While epigenetic changes do not change the base-pair sequences within the genome, they are heritable, meaning that future generations may inherit far more than just the A–T and G–C building blocks. It seems certain that different epigenetic mechanisms may partly explain why dietary factors at critical developmental stages might affect the susceptibility to diseases in adulthood.
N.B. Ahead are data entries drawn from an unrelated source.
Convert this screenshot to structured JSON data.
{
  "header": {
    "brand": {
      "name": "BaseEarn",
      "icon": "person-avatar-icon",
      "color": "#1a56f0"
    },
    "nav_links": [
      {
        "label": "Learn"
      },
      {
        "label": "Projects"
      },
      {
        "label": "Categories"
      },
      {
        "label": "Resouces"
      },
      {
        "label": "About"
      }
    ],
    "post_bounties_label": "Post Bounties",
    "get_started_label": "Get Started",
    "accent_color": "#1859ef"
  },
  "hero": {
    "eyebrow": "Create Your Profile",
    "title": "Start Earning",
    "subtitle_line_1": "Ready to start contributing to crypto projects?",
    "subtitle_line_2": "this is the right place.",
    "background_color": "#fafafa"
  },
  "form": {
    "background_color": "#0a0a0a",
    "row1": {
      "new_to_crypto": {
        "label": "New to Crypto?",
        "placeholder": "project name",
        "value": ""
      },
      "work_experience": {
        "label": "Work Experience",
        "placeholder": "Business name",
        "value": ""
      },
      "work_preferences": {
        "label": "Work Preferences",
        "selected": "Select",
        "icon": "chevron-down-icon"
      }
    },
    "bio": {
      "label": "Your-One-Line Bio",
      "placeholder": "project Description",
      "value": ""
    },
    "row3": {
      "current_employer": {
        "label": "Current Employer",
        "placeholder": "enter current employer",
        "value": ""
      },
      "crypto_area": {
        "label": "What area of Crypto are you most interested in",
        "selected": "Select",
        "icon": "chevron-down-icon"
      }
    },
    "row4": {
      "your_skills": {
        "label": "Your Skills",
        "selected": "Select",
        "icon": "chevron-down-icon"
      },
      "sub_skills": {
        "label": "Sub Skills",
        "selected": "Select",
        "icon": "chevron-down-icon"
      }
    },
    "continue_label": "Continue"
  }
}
With microbes contributing 99% of all genetic information present in the body, maternal microbial transmission should be viewed as an additional and important mechanism of genetic and functional change in evolution. Horses are selected for characteristics such as temperament, strength, speed, and endurance. Although genetic selection tools have been developed to assist breeders in the choice of sires and dams, there is also a growing body of research reporting that the maternal environment modulates the genetic potential of the offspring. Under natural conditions, microbes that promote host fitness, especially in females, will simultaneously increase their odds of being transferred to the next generation. Under controlled breeding programmes, efforts to assist this beneficial effect should be encouraged: the trajectory of the young foal’s colonisation process has lifelong clinical implications. And being aware of its influence may not only improve the outlook for your foal, but your foal’s foals as well.